Giselle menyedot ingus. “A-a-a-aku tidak ingin dia bernasib seperti A-A-Adeline.”

“Coppélia dan aku juga tidak,” aku Dr. Coppélius, matanya berkaca-kaca. “Adeline ambisius, terlalu ambisius. Jika anak itu benar-benar sama seperti dirinya—astaga—” Ia menggeleng-gelengkan kepalanya. “Aku tak bisa membayangkan. Kau orang yang paling mengenal Adeline kan, Odette? Kau bertemu dengannya setelah Giselle. Tapi dia selalu menyukaimu.”

Odette menggeleng-gelengkan kepalanya. Tiap kali mereka menyebut soal dirinya dan Adeline, rasa yang aneh merayapi punggungnya. Ia tidak pernah mengenal Adeline selama itu. “A-a-aku tida—”

“Cukup, cukup, aku dan Coppélia tahu perasaanmu.” Dr. Coppélius menepuk-nepuk punggung Odette. “Yang paling penting, kita harus menyelesaikan masalah ini. Kita tak bisa melanjutkan pertunjukan kalau anak itu terus mengganggu.”
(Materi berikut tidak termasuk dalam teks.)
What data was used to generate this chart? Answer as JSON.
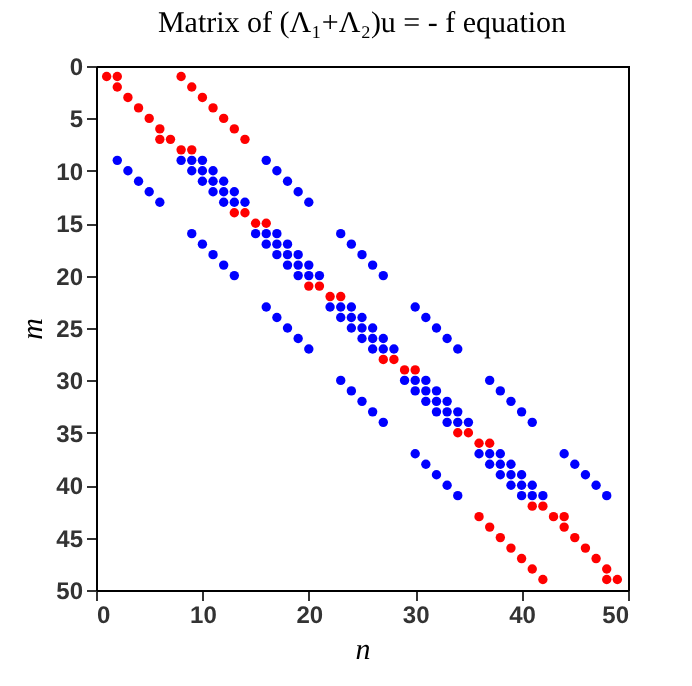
{
  "chart_data": {
    "type": "scatter",
    "title": "Matrix of (Λ₁+Λ₂)u = - f equation",
    "xlabel": "n",
    "ylabel": "m",
    "xlim": [
      0,
      50
    ],
    "xticks": [
      0,
      10,
      20,
      30,
      40,
      50
    ],
    "ylim": [
      50,
      0
    ],
    "yticks": [
      0,
      5,
      10,
      15,
      20,
      25,
      30,
      35,
      40,
      45,
      50
    ],
    "marker": "circle",
    "series": [
      {
        "color": "#ff0000",
        "x": [
          1,
          2,
          8,
          2,
          9,
          3,
          10,
          4,
          11,
          5,
          12,
          6,
          13,
          6,
          7,
          14,
          8,
          9,
          13,
          14,
          15,
          16,
          20,
          21,
          22,
          23,
          27,
          28,
          29,
          30,
          34,
          35,
          36,
          37,
          41,
          42,
          43,
          44,
          36,
          44,
          37,
          45,
          38,
          46,
          39,
          47,
          40,
          48,
          41,
          48,
          49,
          42
        ],
        "values": [
          1,
          1,
          1,
          2,
          2,
          3,
          3,
          4,
          4,
          5,
          5,
          6,
          6,
          7,
          7,
          7,
          8,
          8,
          14,
          14,
          15,
          15,
          21,
          21,
          22,
          22,
          28,
          28,
          29,
          29,
          35,
          35,
          36,
          36,
          42,
          42,
          43,
          43,
          43,
          44,
          44,
          45,
          45,
          46,
          46,
          47,
          47,
          48,
          48,
          49,
          49,
          49
        ]
      },
      {
        "color": "#0000ff",
        "x": [
          2,
          8,
          9,
          10,
          16,
          3,
          9,
          10,
          11,
          17,
          4,
          10,
          11,
          12,
          18,
          5,
          11,
          12,
          13,
          19,
          6,
          12,
          13,
          14,
          20,
          9,
          15,
          16,
          17,
          23,
          10,
          16,
          17,
          18,
          24,
          11,
          17,
          18,
          19,
          25,
          12,
          18,
          19,
          20,
          26,
          13,
          19,
          20,
          21,
          27,
          16,
          22,
          23,
          24,
          30,
          17,
          23,
          24,
          25,
          31,
          18,
          24,
          25,
          26,
          32,
          19,
          25,
          26,
          27,
          33,
          20,
          26,
          27,
          28,
          34,
          23,
          29,
          30,
          31,
          37,
          24,
          30,
          31,
          32,
          38,
          25,
          31,
          32,
          33,
          39,
          26,
          32,
          33,
          34,
          40,
          27,
          33,
          34,
          35,
          41,
          30,
          36,
          37,
          38,
          44,
          31,
          37,
          38,
          39,
          45,
          32,
          38,
          39,
          40,
          46,
          33,
          39,
          40,
          41,
          47,
          34,
          40,
          41,
          42,
          48
        ],
        "values": [
          9,
          9,
          9,
          9,
          9,
          10,
          10,
          10,
          10,
          10,
          11,
          11,
          11,
          11,
          11,
          12,
          12,
          12,
          12,
          12,
          13,
          13,
          13,
          13,
          13,
          16,
          16,
          16,
          16,
          16,
          17,
          17,
          17,
          17,
          17,
          18,
          18,
          18,
          18,
          18,
          19,
          19,
          19,
          19,
          19,
          20,
          20,
          20,
          20,
          20,
          23,
          23,
          23,
          23,
          23,
          24,
          24,
          24,
          24,
          24,
          25,
          25,
          25,
          25,
          25,
          26,
          26,
          26,
          26,
          26,
          27,
          27,
          27,
          27,
          27,
          30,
          30,
          30,
          30,
          30,
          31,
          31,
          31,
          31,
          31,
          32,
          32,
          32,
          32,
          32,
          33,
          33,
          33,
          33,
          33,
          34,
          34,
          34,
          34,
          34,
          37,
          37,
          37,
          37,
          37,
          38,
          38,
          38,
          38,
          38,
          39,
          39,
          39,
          39,
          39,
          40,
          40,
          40,
          40,
          40,
          41,
          41,
          41,
          41,
          41
        ]
      }
    ]
  }
}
“Benar,” gumam Odette, menyingkirkan kejanggalan itu. “Kalau begitu, bagaimana kalau kita memainkan lagumu saja, Dokter?”

Dr. Coppélius mengerjap. “Apa—”

APA?” jerit Pangeran Ivan. “Itu tidak adil! Aku yang mengusulkan ide untuk mengecilkan suara! Pria tua ini cuma merengek dan—”

“Kami juga menerima idemu, Ivan,” kata Odette. “Tapi bagaimana kalau bersabar sedikit? Semua orang akan dapat giliran.”

Pangeran Ivan mendengus dan terduduk di samping boneka kain Coppélia. “Kita senasib, senasib,” bisiknya kepada boneka itu.

Dr. Coppélius mengelap kacamatanya. “Aku—aku—oh, terima kasih, Odette,” isaknya. “Coppélia dan aku akan bahagia seperti dulu lagi.”

Odette tersenyum dan berbalik pada jam yang menggantung di dinding. Tinggal lima belas jam lagi sebelum tengah malam.